Programming language version 3.2. SQL, NoSQL, NewSQL. It seems that too often, the path to become a Data Scientist involves skills in vogue rather than more permanent competencies. In a fast paced field like Data Science, skills are more tangible. They can be directly tested. They can be dated to the latest technology or the latest language version.
Competencies are different. Competencies are a more general combination of skills, behaviours and knowledge.
You can have great Powerpoint skills creating beautiful slides but still be a terrible communicator. You can be skilled at Python syntax but still be a poor programmer. Communication and programming are competencies. It is competencies that are most important when you build a Data Science career that is robust to changing trends in skills like languages and technology platforms.
Here are some key competencies and example skills for successful Data Science.
- Communication: data and data science are complex. You need to be able to really listen and understand the problem a customer wants solved. You need to be able to communicate your solution at the right level so your customer can take action.
Typical skills include report writing, presentation, speaking and story telling.
- Data Modelling: you will encounter data from a variety of systems. You will need to organise your project data for flexible efficient use over the course of a project.

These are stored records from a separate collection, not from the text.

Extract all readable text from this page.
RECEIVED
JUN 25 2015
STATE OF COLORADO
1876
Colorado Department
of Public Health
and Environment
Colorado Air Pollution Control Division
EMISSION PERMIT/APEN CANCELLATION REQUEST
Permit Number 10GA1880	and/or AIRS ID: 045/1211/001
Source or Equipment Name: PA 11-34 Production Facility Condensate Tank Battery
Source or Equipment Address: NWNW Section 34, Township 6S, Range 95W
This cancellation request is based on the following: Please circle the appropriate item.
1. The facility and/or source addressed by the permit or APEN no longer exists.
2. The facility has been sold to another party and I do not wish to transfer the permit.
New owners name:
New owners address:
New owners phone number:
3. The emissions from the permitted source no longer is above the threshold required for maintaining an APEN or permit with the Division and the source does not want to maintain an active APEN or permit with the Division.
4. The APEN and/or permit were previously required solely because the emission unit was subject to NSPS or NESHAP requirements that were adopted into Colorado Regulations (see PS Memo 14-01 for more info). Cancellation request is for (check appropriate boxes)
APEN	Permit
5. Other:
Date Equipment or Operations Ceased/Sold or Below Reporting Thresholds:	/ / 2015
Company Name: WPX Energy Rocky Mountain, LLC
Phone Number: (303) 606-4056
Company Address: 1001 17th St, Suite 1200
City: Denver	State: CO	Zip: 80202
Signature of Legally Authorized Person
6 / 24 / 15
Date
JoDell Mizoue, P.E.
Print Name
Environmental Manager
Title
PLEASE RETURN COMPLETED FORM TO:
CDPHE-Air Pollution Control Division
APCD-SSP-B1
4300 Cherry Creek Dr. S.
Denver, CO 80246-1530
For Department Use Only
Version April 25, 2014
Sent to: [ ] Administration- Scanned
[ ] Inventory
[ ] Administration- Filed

This means being able to model data.
Typical skills include database design, SQL, normal forms, table design, indexing.
- Data wrangling: you will need to reshape data so it can be visualized, profiled and made ready for algorithms.
Typical skills include data manipulation libraries like pandas, languages like Python or R and visualization libraries.
- Programming and Tuning Algorithms: ultimately, you will produce an algorithm that captures your data science insights. Algorithms need to be tuned to data and their performance robustness quantified. There will be scenarios where the algorithm works well and scenarios where it does not. There will be efficient structures and structures that give the same results but with dramatically reduced efficiency.
Typical skills include a programming language, data structures, code testing, version control, complexity.
- Data pipelining: once data is fairly well understood and candidate algorithms have been identified, you will begin iterating through data and algorithms to get to your final insights. This iteration is most effective when data can be torn down and rebuilt repeatably and quickly. This is a data build.
Typical skills include SQL, pipeline management libraries, ETL design.
- Design of Experiments: Data Science is about applying the scientific method to understand data. Being able to design and execute an experiment is essential to being able to test an algorithm or model in the wild and demonstrate cause rather than correlation.
Typical skills include experiment layout, randomisation and blocking, statistical inference, and hypothesis testing.
- Consulting: consulting is about influencing without power. Significant numbers of data science projects fail because data scientists could not convince their customers to change their business and use their data science. It may seem bizarre but like all aspects of change, data science has an impact on people, existing processes and existing technology.
Typical skills include meeting and workshop facilitation, stakeholder management and mapping and influencing.
- Project Management: last but not least, if you cannot run a project (even as the sole data scientist on a project) then all the above is irrelevant. Project management is a hugely diverse and complex field. However there are some key skills that will help your data science succeed.
Typical skills include estimation, planning, budgeting, resourcing, and RAID management.